First up today , Jennie McShannon who is the CEO of the Federation of Irish Societies , or FIS as it is popularly known! A dynamic and ambitious CEO and , as I told her , a very typical ACEVO member. Focusing on possibilities and outcomes and whinge free. She is looking at the potential of consortia working so was interested in the consortia toolkit ACEVO has produced to guide such developments. And I waited till the end to tell her I was Anglo Irish!
Then straight across the road for lunch at the British Museum with David McCullough the recent (well 6 month) CEO of WRVS. He came via Oxfam and the private sector and again had a no nonsense practical approach to the challenges we face. And just to cap it all I spied Head Hunter in chief David Fielding who was lunching with the CEO of HFT , also an ACEVO member but a former director at WRVS! As you can imagine the HMT gaff on taxing giving was a keen topic of conversation.
John Low of CAF , me ,Stuart and a number of others have written to George Osborne to demand a rethink. We are going to have to play hardball on this. They basically have until May 8 th to put this right or the Giving Summit will descend to farce.
So the meeting of the Social Investment Business Board was a comparative sea of calm. A major strategic discussion on new Funds and approaches and , in particular the new European approach which may , or may not depending on the bureaucracy , turn out to be a chance for new social finance funds in the UK. Imbue in Brussels to explore.
Then to cap it all, I was off to the St Andrew's Star Centre in Fulham to the opening of the Centre and the blessing of the renewed Church by the Archbishop of Canterbury. The SIB put a loan of £1m into the new centre which forms a hub for activity and organisations , as well as a new nursery, in the local community.

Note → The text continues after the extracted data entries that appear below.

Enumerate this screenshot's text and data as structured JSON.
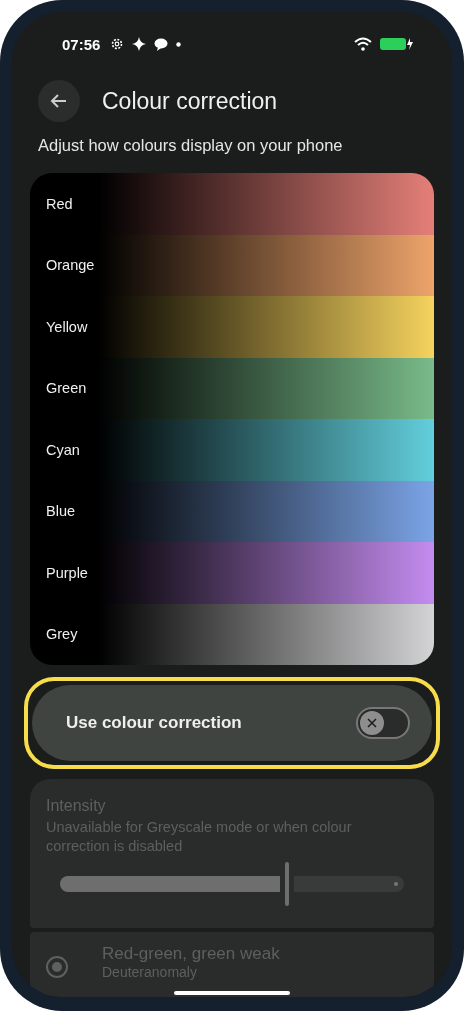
{
  "status_bar": {
    "time": "07:56",
    "charging": true
  },
  "header": {
    "title": "Colour correction"
  },
  "subtitle": "Adjust how colours display on your phone",
  "colour_bars": [
    {
      "label": "Red",
      "color": "#e57f78"
    },
    {
      "label": "Orange",
      "color": "#eea46b"
    },
    {
      "label": "Yellow",
      "color": "#f6d35e"
    },
    {
      "label": "Green",
      "color": "#79bb8a"
    },
    {
      "label": "Cyan",
      "color": "#62cfdc"
    },
    {
      "label": "Blue",
      "color": "#7ba4e6"
    },
    {
      "label": "Purple",
      "color": "#c48cf0"
    },
    {
      "label": "Grey",
      "color": "#d4d4d6"
    }
  ],
  "main_toggle": {
    "label": "Use colour correction",
    "on": false,
    "highlighted": true
  },
  "intensity": {
    "title": "Intensity",
    "description": "Unavailable for Greyscale mode or when colour correction is disabled",
    "level": 0.66,
    "disabled": true
  },
  "modes": [
    {
      "title": "Red-green, green weak",
      "subtitle": "Deuteranomaly",
      "selected": true,
      "disabled": true
    }
  ]
}
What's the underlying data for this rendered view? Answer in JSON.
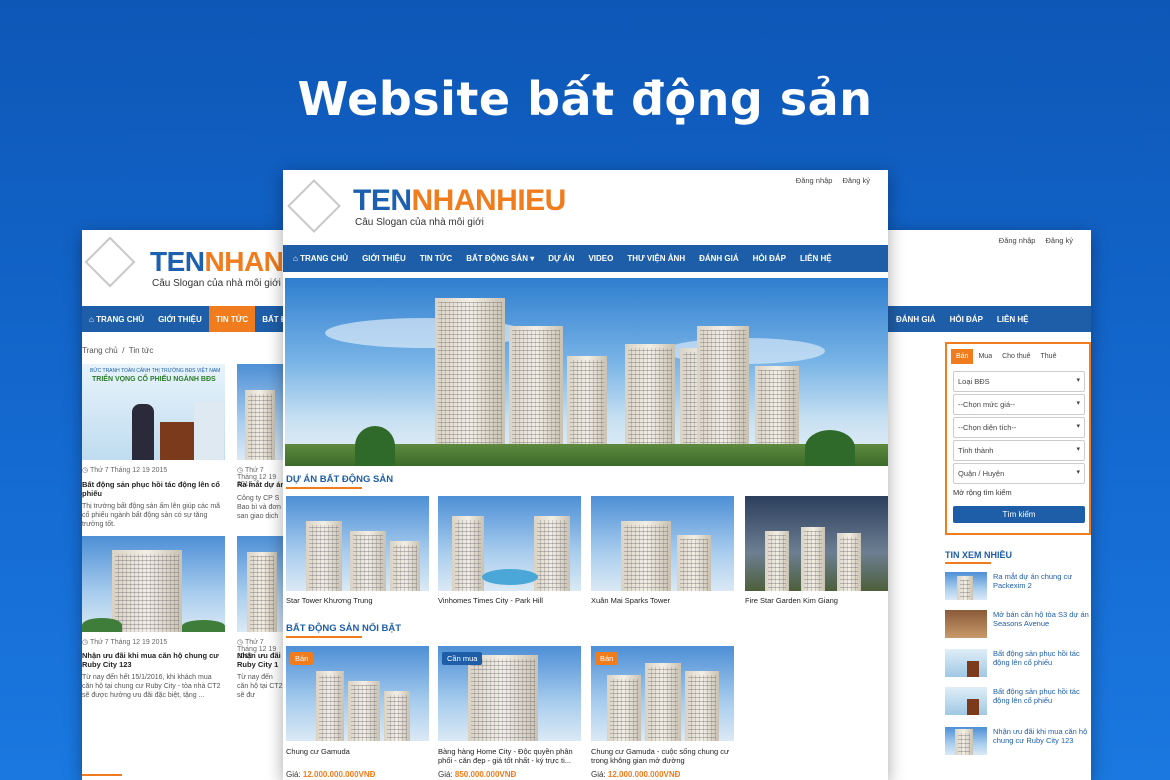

It was good to see His Grace , and looking so relaxed now he has announced his retirement and removal to Magdalene , Cambridge. Rowan is an old Charlbury resident and former Canon at my old College. He is a remarkable scholar and preacher and much underestimated as a great Archbishop. As I said to him he has perhaps now had the sort of recognition on his retirement that he should have had during his reign. But as he amusingly retorted, " ah yes , but people always speak well of the dead".